Kobold UI's openai compatible API not working with runpod (Serverless vLLM) #973

Open morbidCode opened 3 months ago

morbidCode commented 3 months ago

First, I'd like to say that the runpod image you created for koboldcpp is amazing, I'm currently using it. But for larger models, container pods are just too expensive for me, so I am experimenting with serverless.

I found out there is a thing called "Serverless vLLM" where you can deploy models and have an openai compatible API (and this is pay-per-second, only pay for what you use, and is much cheaper).

For experiment, I configured the openchat/openchat-3.5-0106 model using this tutorial (https://docs.runpod.io/serverless/workers/vllm/get-started), and it is working fine.
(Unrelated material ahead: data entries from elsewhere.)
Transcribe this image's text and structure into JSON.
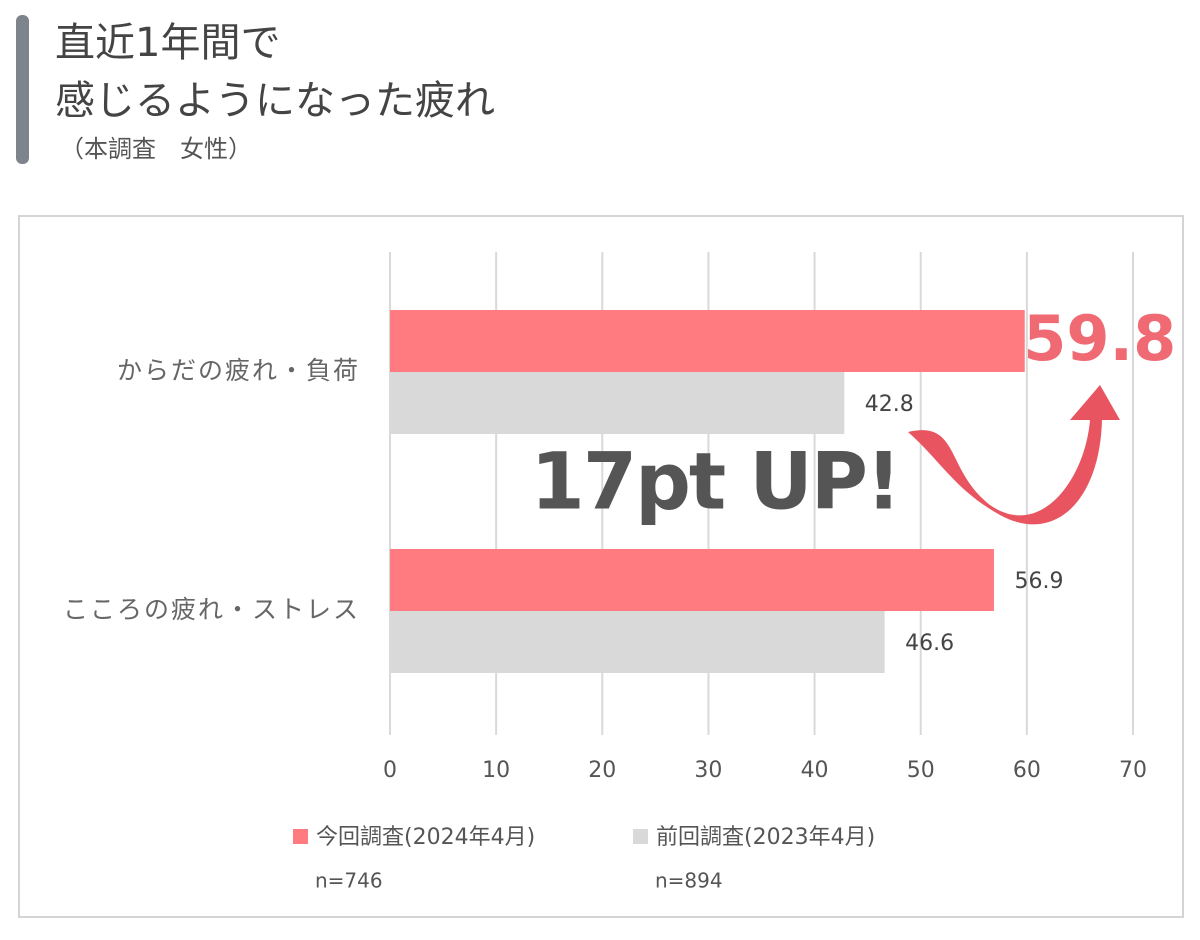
{
  "chart_data": {
    "type": "hbar",
    "title": [
      "直近1年間で",
      "感じるようになった疲れ"
    ],
    "subtitle": "（本調査　女性）",
    "annotation": "17pt UP!",
    "categories": [
      "からだの疲れ・負荷",
      "こころの疲れ・ストレス"
    ],
    "series": [
      {
        "name": "今回調査(2024年4月)",
        "sample": "n=746",
        "color": "#ff7b7f",
        "values": [
          59.8,
          56.9
        ]
      },
      {
        "name": "前回調査(2023年4月)",
        "sample": "n=894",
        "color": "#d9d9d9",
        "values": [
          42.8,
          46.6
        ]
      }
    ],
    "xlim": [
      0,
      70
    ],
    "xticks": [
      0,
      10,
      20,
      30,
      40,
      50,
      60,
      70
    ],
    "grid": true
  }
}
This is just the API though, no UI cause it is serverless.

But then, I found out koboldai.net can handle OpenAI APIs. So I did the following:

And here I got an error.

TypeError: Failed to fetch

I tried manually inputting "openchat/openchat-3.5-0106" on the "use custom" tab, but I got same error when I start generating.
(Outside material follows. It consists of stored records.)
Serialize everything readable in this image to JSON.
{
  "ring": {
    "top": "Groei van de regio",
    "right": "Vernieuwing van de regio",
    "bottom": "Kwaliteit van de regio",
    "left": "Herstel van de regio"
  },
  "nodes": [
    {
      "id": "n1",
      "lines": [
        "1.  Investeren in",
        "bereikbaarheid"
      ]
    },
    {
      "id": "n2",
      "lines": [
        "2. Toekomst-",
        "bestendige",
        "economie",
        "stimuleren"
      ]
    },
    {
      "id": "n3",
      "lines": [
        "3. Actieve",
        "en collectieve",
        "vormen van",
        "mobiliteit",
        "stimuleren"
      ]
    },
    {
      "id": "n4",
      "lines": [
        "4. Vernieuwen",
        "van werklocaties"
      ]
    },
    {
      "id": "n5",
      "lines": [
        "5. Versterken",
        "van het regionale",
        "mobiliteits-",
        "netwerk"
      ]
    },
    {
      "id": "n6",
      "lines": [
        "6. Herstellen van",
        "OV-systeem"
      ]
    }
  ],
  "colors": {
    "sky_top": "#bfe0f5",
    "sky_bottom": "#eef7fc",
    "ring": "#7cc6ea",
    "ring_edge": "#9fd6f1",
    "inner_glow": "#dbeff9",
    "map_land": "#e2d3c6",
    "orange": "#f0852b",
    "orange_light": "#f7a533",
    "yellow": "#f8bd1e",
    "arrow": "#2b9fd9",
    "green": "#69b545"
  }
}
I'm not sure how you fetch the models, but I know that openai has an endpoint that let's you get available models, while runpod/vLLM doesn't have AFAIK. Otherwise I think this should work.
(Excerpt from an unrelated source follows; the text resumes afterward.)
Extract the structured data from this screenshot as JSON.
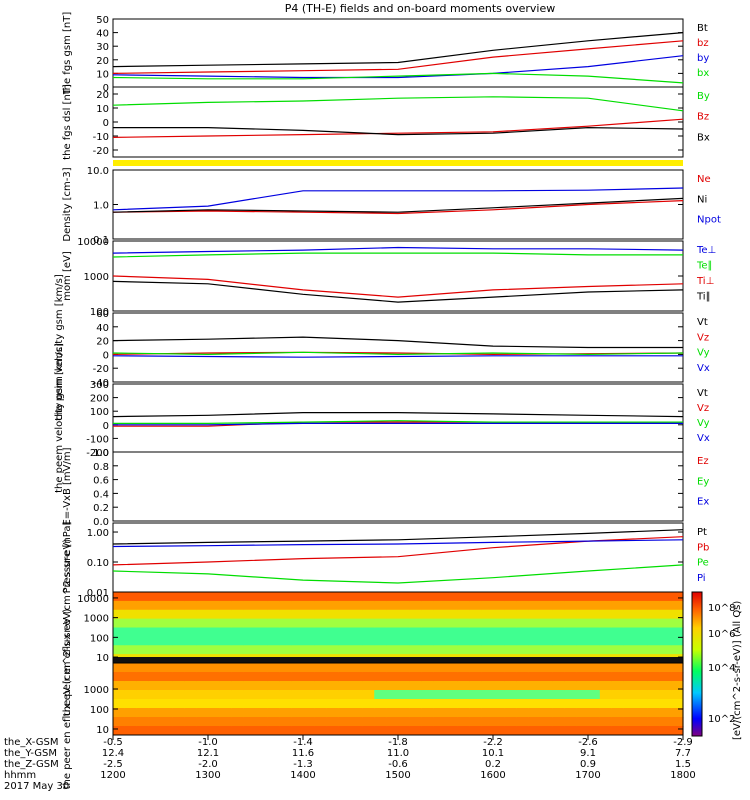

Is there a way to make this work? Say, if we know the model beforehand, just pass the model parameter in the request body and not fetch the model first? IMO this could be perfect, we could deploy large models for much cheeper due to serverless, while getting the benifits of kobold AI (not sure about other frontends like kobold united or silly tavern). I will be happy to help on the JS side.

Thanks!

LostRuins commented 3 months ago

If the endpoint is indeed OpenAI compatible it should definitely work. When you load it, try without the /v1 at the back. Also, you can try with the "chat completions api" if it still doesn't work, like this:

image

morbidCode commented 3 months ago

Hi @LostRuins my vLLM pod is broken now, so I can't try your suggestions. But I think this VLLM approach might not really be a good idea, since this is only openai compatible, so we can't apply parameters such as min_p, mirostat, etc. I think it would be nice to create an endpoint that really accepts koboldcpp request body. Have you thought of making the koboldcpp image serverless instead? Like we add the model and pass in arguments like always, but deploy just the API. Then we could use it in koboldai.net by selecting the "KoboldAI Remote API" dropdown. And since it is really a kobold server, I think streaming could work out of the box (just like my requests here https://github.com/LostRuins/koboldcpp/issues/966). Note that I am always talking about kobold lite UI here, because the kobold UI united is not screen reader friendly so I don't know if what I am saying about kobold lite UI is true there or not. What do you think?

morbidCode commented 3 months ago

Ah, is this even possible? I have experience in AWS lambda, and it is not possible to save state there unless you use something like s3. Even then, the koboldcpp server needs to start at every run ...

LostRuins commented 3 months ago

Oh, the KoboldAI endpoint is available as well. I just listed the OpenAI one as its more popular. You can connect to the KoboldAI one from the provider dropdown box.

image

henk717 commented 2 months ago

@morbidCode I have thought of it and discussed it with the runpod team prior, but its not worth the effort for me. Their API is pretty programming hostile since it forces us to adhere to their own API standards. So I can't make it map the proper KoboldAI API on a serverless endpoint. If they ever introduce proper serverless templates that serve a web proxy instead and detect if someone is trying to access the URL then ill immediately jump on that with a Koboldcpp template since then it would seamlessly support everything we are doing.

Attempted the serverless API and its blocked by cors. Ill have a word with the runpod team on that one.